Abstract: My next few blog posts will be focused on showing Microsoft Dynamics CRM as a “xRM” platform. I plan to show real-world usages of Microsoft Dynamics CRM specifically as it applies to professional services organizations.
Business Requirement: Tracking time
Proposed Solution: Microsoft Dynamics CRM
In most professional services organizations you need to track employee time as it relates to your customers. This might mean tracking time against projects, cases, and/or customers. Often times we find customers using timesheets that are either paper-based or tied to an accounting system that is severely lacking in functionality. Tracking time is generally a cumbersome task yet a crucial component to generating revenue for a professional services organization.
Utilizing the power of Microsoft Dynamics CRM we have developed an innovative approach to capture and manage time within a professional services organization. The time application is developed using Microsoft Dynamics CRM (xRM) and is accessible both through the Outlook and Web clients. Time entry can be accomplished in multiple fashions which makes it more likely that data is captured accurately, timely and with less resistance from the entire organization.
How it Works: The fundamental component is that we integrate time tracking to opportunities (projects) that our sales team closes using Microsoft Dynamics CRM. Once an opportunity is closed a project record is created within Microsoft Dynamics CRM. At this point, a project manager is assigned to the project and this person is responsible for building out the project team. Members of the project team are then assigned to the project within Microsoft Dynamics CRM and they are able to begin billing against the project (I will get into more details of managing projects in a subsequent blog). Simply tracking time to a project is not sufficient because you often times need to track time to specific items and sub-items (etc.). The PM is able to transfer items from a functional specification document to the project in Microsoft Dynamics CRM making it available for the project team to track time to specific tasks.
Time Summary Dashboard:
In the Time Summary Dashboard you can enter time, view the week at a glance, view the total time for the month (billable vs. non-billable), and view past weeks of time. In most cases, this is where an individual will go to see how they are performing based upon the expectations of the organization. Note: The Time Summary Dashboard is available both within Microsoft Outlook and Internet Explorer.
Time Entry Options (Flexibility is the Key):
We recognize that individuals work in different fashions so we have created multiple ways for individuals to track their time. The key is making it as convenient as possible to enter time. Whether onsite working with a client, working from home, or working in the office everyone can easily enter their time into Microsoft Dynamics CRM.

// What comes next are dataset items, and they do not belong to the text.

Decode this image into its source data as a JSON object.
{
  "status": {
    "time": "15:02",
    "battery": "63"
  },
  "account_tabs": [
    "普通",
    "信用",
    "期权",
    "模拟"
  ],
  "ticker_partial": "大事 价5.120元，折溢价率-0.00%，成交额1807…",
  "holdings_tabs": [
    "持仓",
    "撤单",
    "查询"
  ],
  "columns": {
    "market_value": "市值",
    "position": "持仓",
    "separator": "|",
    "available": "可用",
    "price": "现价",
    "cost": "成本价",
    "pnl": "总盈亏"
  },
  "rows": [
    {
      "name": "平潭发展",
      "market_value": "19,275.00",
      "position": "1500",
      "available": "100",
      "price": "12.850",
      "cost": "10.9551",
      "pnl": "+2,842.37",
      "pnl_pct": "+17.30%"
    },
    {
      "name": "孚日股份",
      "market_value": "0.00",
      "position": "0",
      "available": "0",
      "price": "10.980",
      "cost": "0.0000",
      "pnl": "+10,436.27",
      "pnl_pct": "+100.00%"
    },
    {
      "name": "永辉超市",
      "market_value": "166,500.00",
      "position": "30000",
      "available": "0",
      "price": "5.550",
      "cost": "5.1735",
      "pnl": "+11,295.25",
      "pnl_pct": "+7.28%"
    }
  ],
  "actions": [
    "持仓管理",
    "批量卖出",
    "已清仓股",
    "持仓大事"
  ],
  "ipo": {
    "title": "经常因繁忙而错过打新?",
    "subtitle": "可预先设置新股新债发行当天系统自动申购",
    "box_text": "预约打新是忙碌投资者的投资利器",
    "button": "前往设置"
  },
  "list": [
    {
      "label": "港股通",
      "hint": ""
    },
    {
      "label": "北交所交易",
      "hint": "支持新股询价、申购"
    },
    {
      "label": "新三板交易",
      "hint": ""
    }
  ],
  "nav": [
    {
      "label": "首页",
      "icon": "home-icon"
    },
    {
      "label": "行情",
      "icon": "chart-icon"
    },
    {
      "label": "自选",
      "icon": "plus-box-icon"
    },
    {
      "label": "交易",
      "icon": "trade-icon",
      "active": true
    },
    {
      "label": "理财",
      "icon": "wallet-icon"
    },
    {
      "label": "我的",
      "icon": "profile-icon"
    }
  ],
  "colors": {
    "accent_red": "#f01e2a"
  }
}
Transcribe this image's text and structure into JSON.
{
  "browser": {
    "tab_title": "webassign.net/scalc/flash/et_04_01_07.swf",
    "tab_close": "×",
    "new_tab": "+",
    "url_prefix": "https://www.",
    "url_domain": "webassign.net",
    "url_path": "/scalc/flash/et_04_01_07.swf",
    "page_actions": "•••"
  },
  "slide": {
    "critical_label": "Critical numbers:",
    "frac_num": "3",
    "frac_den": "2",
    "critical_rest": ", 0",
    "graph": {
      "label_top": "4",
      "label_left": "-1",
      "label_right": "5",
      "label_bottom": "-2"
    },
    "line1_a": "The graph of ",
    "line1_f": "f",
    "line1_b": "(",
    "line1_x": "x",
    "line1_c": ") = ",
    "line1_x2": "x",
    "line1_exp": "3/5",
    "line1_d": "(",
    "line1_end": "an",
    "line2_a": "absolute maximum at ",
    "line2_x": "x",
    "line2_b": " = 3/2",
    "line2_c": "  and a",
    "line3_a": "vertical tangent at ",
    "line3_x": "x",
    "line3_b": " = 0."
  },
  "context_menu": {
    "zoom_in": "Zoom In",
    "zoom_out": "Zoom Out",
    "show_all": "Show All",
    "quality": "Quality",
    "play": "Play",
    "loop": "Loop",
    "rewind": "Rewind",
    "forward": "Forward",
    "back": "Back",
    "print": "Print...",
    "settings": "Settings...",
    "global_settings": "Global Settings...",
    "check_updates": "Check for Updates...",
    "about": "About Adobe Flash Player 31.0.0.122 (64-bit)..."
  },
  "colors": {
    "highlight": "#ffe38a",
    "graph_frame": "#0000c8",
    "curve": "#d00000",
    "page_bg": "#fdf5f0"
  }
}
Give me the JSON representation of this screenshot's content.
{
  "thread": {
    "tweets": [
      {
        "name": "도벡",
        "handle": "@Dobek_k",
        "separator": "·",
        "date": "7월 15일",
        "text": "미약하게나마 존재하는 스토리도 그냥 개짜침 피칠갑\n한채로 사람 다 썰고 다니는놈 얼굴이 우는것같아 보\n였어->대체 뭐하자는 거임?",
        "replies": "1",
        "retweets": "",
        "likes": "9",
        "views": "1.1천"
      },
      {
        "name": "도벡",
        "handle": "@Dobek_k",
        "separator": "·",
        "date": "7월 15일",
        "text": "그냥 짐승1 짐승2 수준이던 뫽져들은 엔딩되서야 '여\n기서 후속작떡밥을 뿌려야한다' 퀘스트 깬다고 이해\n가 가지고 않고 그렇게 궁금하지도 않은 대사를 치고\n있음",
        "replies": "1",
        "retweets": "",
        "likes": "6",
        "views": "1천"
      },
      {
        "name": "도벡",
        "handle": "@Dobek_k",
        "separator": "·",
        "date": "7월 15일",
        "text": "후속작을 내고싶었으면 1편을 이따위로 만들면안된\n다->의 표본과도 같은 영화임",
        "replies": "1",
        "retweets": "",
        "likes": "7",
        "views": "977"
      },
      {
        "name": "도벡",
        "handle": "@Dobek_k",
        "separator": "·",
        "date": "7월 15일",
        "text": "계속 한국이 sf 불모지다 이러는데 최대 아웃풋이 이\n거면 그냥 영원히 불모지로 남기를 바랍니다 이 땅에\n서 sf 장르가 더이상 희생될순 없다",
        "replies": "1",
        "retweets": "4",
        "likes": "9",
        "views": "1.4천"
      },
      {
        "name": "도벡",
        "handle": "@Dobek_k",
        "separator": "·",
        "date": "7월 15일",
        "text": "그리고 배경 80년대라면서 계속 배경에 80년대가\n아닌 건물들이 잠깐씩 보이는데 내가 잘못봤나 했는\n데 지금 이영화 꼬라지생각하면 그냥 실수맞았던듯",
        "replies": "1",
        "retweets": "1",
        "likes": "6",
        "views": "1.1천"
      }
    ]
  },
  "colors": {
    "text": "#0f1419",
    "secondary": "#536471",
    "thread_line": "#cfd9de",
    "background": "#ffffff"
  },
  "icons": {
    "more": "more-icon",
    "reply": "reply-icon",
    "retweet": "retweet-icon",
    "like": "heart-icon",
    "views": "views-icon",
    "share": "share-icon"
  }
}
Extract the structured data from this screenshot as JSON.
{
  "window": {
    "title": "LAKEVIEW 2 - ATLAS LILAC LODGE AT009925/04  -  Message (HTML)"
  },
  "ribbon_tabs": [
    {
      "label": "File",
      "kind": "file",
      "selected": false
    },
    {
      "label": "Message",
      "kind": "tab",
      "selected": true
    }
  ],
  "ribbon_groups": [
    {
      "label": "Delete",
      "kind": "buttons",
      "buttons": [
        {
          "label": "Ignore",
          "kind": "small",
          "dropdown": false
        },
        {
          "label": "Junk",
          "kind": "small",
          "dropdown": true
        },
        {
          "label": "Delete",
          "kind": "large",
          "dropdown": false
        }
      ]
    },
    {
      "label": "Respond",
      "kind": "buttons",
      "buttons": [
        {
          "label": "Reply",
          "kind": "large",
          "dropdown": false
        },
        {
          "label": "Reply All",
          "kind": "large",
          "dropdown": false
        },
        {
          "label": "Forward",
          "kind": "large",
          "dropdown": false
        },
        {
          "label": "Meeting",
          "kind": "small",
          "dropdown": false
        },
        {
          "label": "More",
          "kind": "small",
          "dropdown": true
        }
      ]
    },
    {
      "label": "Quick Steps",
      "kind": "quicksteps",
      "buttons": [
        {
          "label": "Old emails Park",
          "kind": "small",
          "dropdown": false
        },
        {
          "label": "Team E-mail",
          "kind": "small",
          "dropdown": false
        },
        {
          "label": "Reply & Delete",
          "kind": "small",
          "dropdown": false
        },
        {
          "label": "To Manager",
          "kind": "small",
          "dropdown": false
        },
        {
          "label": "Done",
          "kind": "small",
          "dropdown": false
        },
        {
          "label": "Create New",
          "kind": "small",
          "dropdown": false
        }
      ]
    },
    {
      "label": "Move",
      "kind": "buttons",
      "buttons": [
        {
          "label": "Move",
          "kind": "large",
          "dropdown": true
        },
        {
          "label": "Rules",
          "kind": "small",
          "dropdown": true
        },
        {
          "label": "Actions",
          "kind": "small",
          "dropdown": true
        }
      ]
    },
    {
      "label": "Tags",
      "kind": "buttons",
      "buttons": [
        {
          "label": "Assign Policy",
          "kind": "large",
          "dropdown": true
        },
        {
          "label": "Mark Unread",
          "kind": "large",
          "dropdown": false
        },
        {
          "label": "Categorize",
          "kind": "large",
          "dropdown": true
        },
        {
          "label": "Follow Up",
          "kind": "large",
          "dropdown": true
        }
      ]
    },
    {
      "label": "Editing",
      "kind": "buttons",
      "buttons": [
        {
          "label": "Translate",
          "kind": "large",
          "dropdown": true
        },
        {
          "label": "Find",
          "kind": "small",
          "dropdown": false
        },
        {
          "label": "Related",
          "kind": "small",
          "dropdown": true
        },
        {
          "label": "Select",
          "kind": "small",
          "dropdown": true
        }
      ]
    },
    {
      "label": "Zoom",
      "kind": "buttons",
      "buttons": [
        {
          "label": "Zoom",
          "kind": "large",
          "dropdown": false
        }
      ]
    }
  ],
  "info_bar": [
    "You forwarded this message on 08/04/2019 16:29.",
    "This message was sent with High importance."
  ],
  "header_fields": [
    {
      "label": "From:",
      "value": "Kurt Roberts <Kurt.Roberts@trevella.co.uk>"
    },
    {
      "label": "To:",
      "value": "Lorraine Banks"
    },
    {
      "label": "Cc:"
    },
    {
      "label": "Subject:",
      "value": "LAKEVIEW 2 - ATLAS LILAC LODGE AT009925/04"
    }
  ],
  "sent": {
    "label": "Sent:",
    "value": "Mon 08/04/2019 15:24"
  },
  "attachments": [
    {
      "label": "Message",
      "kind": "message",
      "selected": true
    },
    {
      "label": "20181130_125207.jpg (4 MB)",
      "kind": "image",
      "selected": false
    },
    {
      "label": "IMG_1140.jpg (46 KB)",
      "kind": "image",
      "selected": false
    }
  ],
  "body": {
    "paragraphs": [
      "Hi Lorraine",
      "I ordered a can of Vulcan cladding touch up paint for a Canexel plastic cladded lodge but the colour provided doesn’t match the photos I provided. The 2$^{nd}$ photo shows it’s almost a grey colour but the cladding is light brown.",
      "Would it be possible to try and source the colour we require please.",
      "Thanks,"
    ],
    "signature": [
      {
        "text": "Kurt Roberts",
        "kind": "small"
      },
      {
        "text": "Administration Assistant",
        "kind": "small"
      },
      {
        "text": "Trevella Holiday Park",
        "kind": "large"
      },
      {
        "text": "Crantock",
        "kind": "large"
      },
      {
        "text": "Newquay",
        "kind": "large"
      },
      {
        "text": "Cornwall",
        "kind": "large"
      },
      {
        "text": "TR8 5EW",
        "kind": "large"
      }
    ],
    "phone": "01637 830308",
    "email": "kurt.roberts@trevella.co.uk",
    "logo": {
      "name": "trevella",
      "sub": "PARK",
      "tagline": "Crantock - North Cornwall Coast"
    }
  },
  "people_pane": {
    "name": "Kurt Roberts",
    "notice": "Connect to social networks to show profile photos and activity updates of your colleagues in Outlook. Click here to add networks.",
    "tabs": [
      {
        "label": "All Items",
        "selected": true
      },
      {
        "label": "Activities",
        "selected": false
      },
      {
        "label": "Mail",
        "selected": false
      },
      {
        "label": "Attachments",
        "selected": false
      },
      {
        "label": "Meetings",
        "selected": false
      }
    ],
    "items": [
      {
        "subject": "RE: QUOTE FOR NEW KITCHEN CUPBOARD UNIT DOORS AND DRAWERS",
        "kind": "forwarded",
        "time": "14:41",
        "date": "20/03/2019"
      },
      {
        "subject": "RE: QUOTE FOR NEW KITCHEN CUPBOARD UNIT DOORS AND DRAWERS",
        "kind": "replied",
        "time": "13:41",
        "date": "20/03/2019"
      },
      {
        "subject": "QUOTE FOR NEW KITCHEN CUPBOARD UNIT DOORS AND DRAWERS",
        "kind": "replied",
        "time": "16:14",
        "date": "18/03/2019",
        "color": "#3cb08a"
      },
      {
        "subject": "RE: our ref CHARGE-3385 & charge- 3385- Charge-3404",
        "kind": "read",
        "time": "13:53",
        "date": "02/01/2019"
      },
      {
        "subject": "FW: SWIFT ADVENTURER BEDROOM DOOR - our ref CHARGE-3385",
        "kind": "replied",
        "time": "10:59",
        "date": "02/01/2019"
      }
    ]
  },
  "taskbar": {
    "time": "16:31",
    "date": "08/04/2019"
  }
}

Batch Time Entry: This tool allows you to enter your time in batches. I use this one the most because I can enter my time on a daily basis in a very fast and efficient manner. Think of this like a traditional paper time sheet where you are adding entries like line items. You can constantly make changes to the entries up to the point where you decide to “submit” your time for the day/week/month (whatever your business requires). The Projects, Items, and Project Tasks are all fed from Microsoft Dynamics CRM based upon the project information created for the specific customer. Everything is tied out to security so that only the people who have access to that project see the related Items and Project Tasks.
Time Buddy: This application resides on your desktop and can be configured to launch during the initial login to your PC. This is a great application for people who have to track time very closely to specific project tasks and clients. You have the ability to start and stop time while tracking the time to a specific project, item, and task. You can also manually update time by simply entering in your own hours and minutes.
Old School CRM Time Entry: If you just had to do it you can always revert back to a core Microsoft Dynamics CRM form and enter in your time.
Once everyone has submitted their time you can setup workflow rules for managers to approve time. This is an optional feature but one that can add a lot of business value (like automatically sending email notifications to managers who are delinquent in approving time) . Time approval is managed within Microsoft Dynamics CRM by simply marking time as “Approved.” After all the time is approved you can then run Utilization Reports. Since all of this data is being stored in the Microsoft Dynamics CRM database we can create reports with Microsoft SQL Server Reporting Services. In addition, we can use the native Advance Find functionality of Microsoft Dynamics CRM to query the database on an ad-hoc basis.
Example Utilization Report:
To complete the story of Time Entry we integrate all of this time data into our accounting package. The best part about this integration is that it doesn’t matter what you are using for an accounting system. We can very easily integrate to your accounting system and write these time records to your accounting database. In our implementation, we create invoices based upon this integration and display all of the invoice information back within Microsoft Dynamics CRM for account management purposes.
There you have it – Tracking time in Microsoft Dynamics CRM made easy. This is a great example of how you can leverage the CRM application as a “xRM” platform.